Le chant des revenants
Edition Belfond - 280 pages
Quatrième de couverture :
Jojo n’a que treize ans mais c’est déjà l’homme de la maison. Son grand-père lui a tout appris. De son autre famille, Jojo ne sait pas grand-chose. Ces blancs n’ont jamais accepté que leur fils fasse des enfants à une noire. Et puis il y a Leonie, sa mère, qui vient d’apprendre que Michael, son mari, va sortir de prison et qui décide d’embarquer les enfants en voiture pour un voyage plein de dangers, de fantômes mais aussi de promesses…
Mon avis :
Dans ce roman, Léonie est noir, Michael, le père de ses enfants, est blanc. Ce n’est rien de dire que ses beaux-parents ne l’ont pas acceptée – ils ne connaissent même pas leurs petits-enfants. Ils rendent la jeune femme, qui est tombée enceinte à dix-sept ans, responsable de tout le mal qui est arrivé à leur fils, aujourd’hui en prison. Plus pour très longtemps, et quand Léonie apprend qu’il va sortir, elle met illico ses deux enfants dans la voiture pour un voyage assez long, embarque sa meilleure amie (dont le conjoint est aussi emprisonné) et direction la prison.
Dit ainsi, cela pourrait ressembler à un road trip, un voyage initiatique. Pas vraiment. Plutôt le voyage d’une mère qui ne sait pas s’occuper de ses enfants, qui ne comprend même pas leurs besoins les plus simples (boire et manger) et passe complètement à côté d’eux. Quand le récit se focalise sur elle, on sait, on sait qu’elle les aime – un peu, à sa façon – et on sait surtout qu’elle ne sait pas du tout comment faire avec eux. Elle jalouse même Jo, son fils, qui lui sait comment s’y prendre avec Kayla, sa petite soeur. Il faut dire qu’il n’a pas eu le choix, qu’il fallait bien quelqu’un pour pallier les défaillances de sa mère.
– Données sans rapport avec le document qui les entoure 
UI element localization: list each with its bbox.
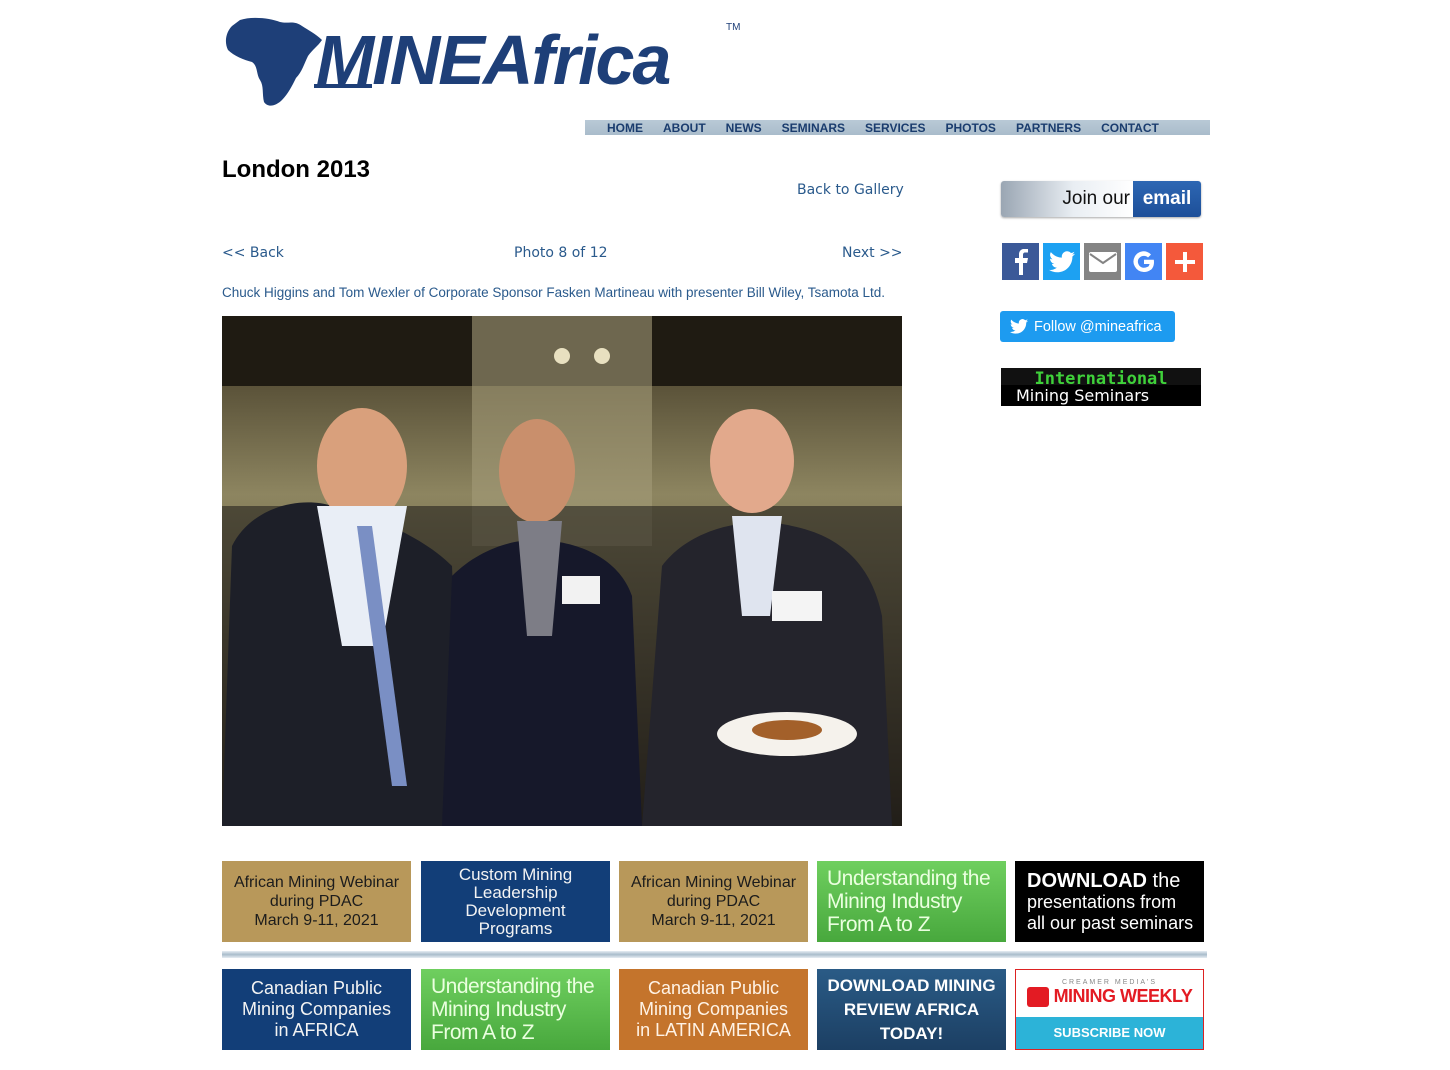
mining-weekly-logo-icon bbox=[1026, 986, 1049, 1007]
share-buttons bbox=[1002, 243, 1203, 280]
banner-line: during PDAC bbox=[666, 893, 761, 910]
banner-line: Mining Industry bbox=[827, 890, 962, 913]
banner-line: presentations from bbox=[1027, 891, 1177, 912]
africa-map-icon bbox=[225, 17, 322, 106]
mining-weekly-title: MINING WEEKLY bbox=[1053, 986, 1193, 1007]
banner-download-mining-review-africa[interactable]: DOWNLOAD MINING REVIEW AFRICA TODAY! bbox=[817, 969, 1006, 1050]
mining-weekly-publisher: CREAMER MEDIA'S bbox=[1061, 979, 1158, 987]
banner-line: Canadian Public bbox=[250, 978, 383, 998]
mining-weekly-title-row: MINING WEEKLY bbox=[1026, 986, 1193, 1007]
banner-line: Mining Companies bbox=[638, 999, 789, 1019]
plus-icon[interactable] bbox=[1166, 243, 1203, 280]
banner-line: Programs bbox=[478, 918, 553, 938]
banner-mining-weekly[interactable]: CREAMER MEDIA'S MINING WEEKLY SUBSCRIBE … bbox=[1015, 969, 1204, 1050]
google-icon[interactable] bbox=[1125, 243, 1162, 280]
main-nav: HOME ABOUT NEWS SEMINARS SERVICES PHOTOS… bbox=[585, 120, 1210, 135]
facebook-icon[interactable] bbox=[1002, 243, 1039, 280]
banner-understanding-mining-industry-2[interactable]: Understanding the Mining Industry From A… bbox=[421, 969, 610, 1050]
nav-seminars[interactable]: SEMINARS bbox=[782, 121, 845, 135]
page-title: London 2013 bbox=[222, 156, 371, 183]
join-email-highlight: email bbox=[1133, 181, 1201, 217]
join-email-button[interactable]: Join our email bbox=[1001, 181, 1201, 217]
twitter-bird-icon bbox=[1010, 319, 1028, 334]
international-mining-seminars-banner[interactable]: International Mining Seminars bbox=[1001, 368, 1201, 406]
banner-line: in LATIN AMERICA bbox=[636, 1020, 791, 1040]
nav-home[interactable]: HOME bbox=[607, 121, 643, 135]
banner-line: Understanding the bbox=[827, 867, 991, 890]
email-icon[interactable] bbox=[1084, 243, 1121, 280]
banner-line: all our past seminars bbox=[1027, 912, 1194, 933]
banner-download-rest: the bbox=[1152, 869, 1181, 892]
banner-line: March 9-11, 2021 bbox=[254, 912, 379, 929]
banner-line: African Mining Webinar bbox=[630, 874, 797, 891]
banner-line: Development bbox=[465, 900, 566, 920]
banner-custom-mining-leadership[interactable]: Custom Mining Leadership Development Pro… bbox=[421, 861, 610, 942]
previous-photo-link[interactable]: << Back bbox=[222, 245, 284, 261]
banner-line: Mining Companies bbox=[241, 999, 392, 1019]
twitter-icon[interactable] bbox=[1043, 243, 1080, 280]
svg-text:TM: TM bbox=[726, 22, 740, 33]
banner-line: March 9-11, 2021 bbox=[651, 912, 776, 929]
nav-partners[interactable]: PARTNERS bbox=[1016, 121, 1081, 135]
banner-download-presentations[interactable]: DOWNLOAD the presentations from all our … bbox=[1015, 861, 1204, 942]
banner-canadian-companies-africa[interactable]: Canadian Public Mining Companies in AFRI… bbox=[222, 969, 411, 1050]
nav-contact[interactable]: CONTACT bbox=[1101, 121, 1159, 135]
banner-canadian-companies-latin-america[interactable]: Canadian Public Mining Companies in LATI… bbox=[619, 969, 808, 1050]
banner-line: From A to Z bbox=[827, 913, 931, 936]
banner-line: Custom Mining bbox=[458, 864, 573, 884]
banner-line: in AFRICA bbox=[274, 1020, 359, 1040]
next-photo-link[interactable]: Next >> bbox=[842, 245, 903, 261]
nav-news[interactable]: NEWS bbox=[726, 121, 762, 135]
banner-download-word: DOWNLOAD bbox=[1027, 869, 1147, 892]
banner-line: Understanding the bbox=[431, 975, 595, 998]
join-email-label: Join our bbox=[1001, 181, 1133, 217]
mineafrica-logo[interactable]: MINEAfrica TM bbox=[222, 14, 742, 110]
photo-counter: Photo 8 of 12 bbox=[514, 245, 608, 261]
banner-understanding-mining-industry[interactable]: Understanding the Mining Industry From A… bbox=[817, 861, 1006, 942]
follow-label: Follow @mineafrica bbox=[1034, 318, 1162, 335]
subscribe-now-button[interactable]: SUBSCRIBE NOW bbox=[1016, 1016, 1203, 1049]
svg-text:MINEAfrica: MINEAfrica bbox=[316, 21, 669, 99]
banner-line: DOWNLOAD MINING bbox=[827, 975, 996, 995]
banner-line: Leadership bbox=[473, 882, 558, 902]
banner-line: TODAY! bbox=[879, 1023, 944, 1043]
gallery-photo bbox=[222, 316, 902, 826]
nav-about[interactable]: ABOUT bbox=[663, 121, 706, 135]
back-to-gallery-link[interactable]: Back to Gallery bbox=[797, 182, 904, 198]
banner-african-mining-webinar[interactable]: African Mining Webinar during PDAC March… bbox=[222, 861, 411, 942]
banner-line: African Mining Webinar bbox=[233, 874, 400, 891]
banner-line: From A to Z bbox=[431, 1021, 535, 1044]
nav-services[interactable]: SERVICES bbox=[865, 121, 925, 135]
banner-line: REVIEW AFRICA bbox=[843, 999, 980, 1019]
follow-twitter-button[interactable]: Follow @mineafrica bbox=[1000, 311, 1175, 342]
banner-line: Canadian Public bbox=[647, 978, 780, 998]
banner-line: during PDAC bbox=[269, 893, 364, 910]
banner-line: DOWNLOAD the bbox=[1027, 870, 1180, 892]
banner-line: Mining Industry bbox=[431, 998, 566, 1021]
photo-caption: Chuck Higgins and Tom Wexler of Corporat… bbox=[222, 285, 886, 300]
banner-african-mining-webinar-2[interactable]: African Mining Webinar during PDAC March… bbox=[619, 861, 808, 942]
svg-text:Mining Seminars: Mining Seminars bbox=[1016, 386, 1149, 405]
banner-divider bbox=[222, 951, 1207, 958]
mining-weekly-header: CREAMER MEDIA'S MINING WEEKLY bbox=[1016, 970, 1203, 1017]
nav-photos[interactable]: PHOTOS bbox=[945, 121, 995, 135]
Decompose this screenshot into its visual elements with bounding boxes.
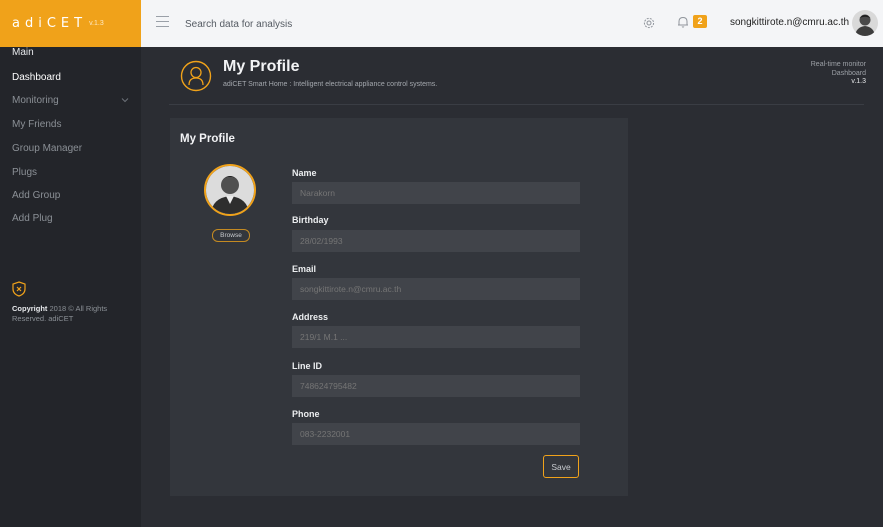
avatar[interactable] xyxy=(852,10,878,36)
brand-name: adiCET xyxy=(12,16,88,31)
sidebar-item-monitoring[interactable]: Monitoring xyxy=(12,95,59,106)
address-field[interactable] xyxy=(292,326,580,348)
browse-button[interactable]: Browse xyxy=(212,229,250,242)
bell-icon[interactable] xyxy=(676,15,690,29)
line-id-label: Line ID xyxy=(292,361,323,371)
email-field[interactable] xyxy=(292,278,580,300)
card-title: My Profile xyxy=(180,133,235,145)
address-label: Address xyxy=(292,312,329,322)
sidebar-item-plugs[interactable]: Plugs xyxy=(12,167,37,178)
name-field[interactable] xyxy=(292,182,580,204)
realtime-monitor-label: Real-time monitor Dashboard v.1.3 xyxy=(811,61,866,87)
brand-logo[interactable]: adiCET v.1.3 xyxy=(0,0,141,47)
shield-x-icon xyxy=(12,281,26,297)
sidebar-item-group-manager[interactable]: Group Manager xyxy=(12,143,82,154)
search-input[interactable] xyxy=(185,14,485,34)
gear-icon[interactable] xyxy=(642,16,656,30)
hamburger-menu-icon[interactable] xyxy=(156,16,169,28)
notification-badge[interactable]: 2 xyxy=(693,15,707,28)
top-bar: adiCET v.1.3 2 songkittirote.n@cmru.ac.t… xyxy=(0,0,883,47)
email-label: Email xyxy=(292,264,317,274)
header-divider xyxy=(169,104,864,105)
copyright-bold: Copyright xyxy=(12,304,48,313)
realtime-line1: Real-time monitor xyxy=(810,61,866,68)
copyright-text: Copyright 2018 © All Rights Reserved. ad… xyxy=(12,304,137,324)
realtime-version: v.1.3 xyxy=(851,78,866,85)
sidebar-item-add-plug[interactable]: Add Plug xyxy=(12,213,53,224)
name-label: Name xyxy=(292,168,317,178)
line-id-field[interactable] xyxy=(292,375,580,397)
profile-card: My Profile Browse Name Birthday Email Ad… xyxy=(170,118,628,496)
user-email[interactable]: songkittirote.n@cmru.ac.th xyxy=(730,17,849,28)
sidebar-item-add-group[interactable]: Add Group xyxy=(12,190,60,201)
sidebar-item-main[interactable]: Main xyxy=(12,47,34,58)
page-title: My Profile xyxy=(223,58,300,75)
page-subtitle: adiCET Smart Home : Intelligent electric… xyxy=(223,81,438,88)
chevron-down-icon[interactable] xyxy=(121,97,129,103)
realtime-line2: Dashboard xyxy=(831,69,866,77)
save-button[interactable]: Save xyxy=(543,455,579,478)
birthday-label: Birthday xyxy=(292,215,329,225)
phone-label: Phone xyxy=(292,409,320,419)
brand-version: v.1.3 xyxy=(89,20,104,27)
user-circle-icon xyxy=(180,60,212,92)
birthday-field[interactable] xyxy=(292,230,580,252)
profile-photo xyxy=(204,164,256,216)
sidebar-item-dashboard[interactable]: Dashboard xyxy=(12,72,61,83)
sidebar-item-my-friends[interactable]: My Friends xyxy=(12,119,61,130)
phone-field[interactable] xyxy=(292,423,580,445)
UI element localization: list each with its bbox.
Certes, les grands-parents sont là, mais la grand-mère est malade, et le grand-père veille sur elle, et doit faire face avec ses propres… démons ? fantômes ? Les deux à la fois.
Qui sont les revenants dont nous parlent le titre ? Given, le frère de Léonie, décédé accidentellement ? Ou d’autres, que le grand-père a connu dans sa jeunesse, quand le seul fait d’être noir et de commettre quelques petites bêtises pouvaient suffire à vous envoyer en prison. L’esclavage n’existe plus, l’esclavage légal des prisons si – ou la rééducation par le travail. Si jamais cela fait renaître des souvenirs ainsi, vous n’avez pas tort.
Ce ne sont pas tant des rencontres que vont faire Léonie, Milly, et les enfants qu’un parcours balisé qu’ils vont suivre, dans cette Amérique des bas-côtés, celle que l’on ne montre pas. Ce ne sont pas tout à fait les oubliés du rêve américain, non, ce sont ceux qui n’ont jamais rêvé. Ce sont plutôt des cauchemars qui hantent leur nuit, comme celles de Michael, qui revit incessamment l’accident de la plate-forme, cauchemars dont l’amour, passionné, que lui porte Léonie, ne parvient pas à enrayer. Elle l’aime tant qu’elle ne peut aimer leurs enfants.
L’écriture est belle, forte, poétique, et ne craint pas de montrer, de donner à voir. Par la voix des revenants, elle ressuscite ce passé dont seul le grand-père se souvient, mais d’autres peuvent voir, entendre les revenants, dont Richie, lien entre le passé et le présent.
Un roman à lire avec attention et précaution.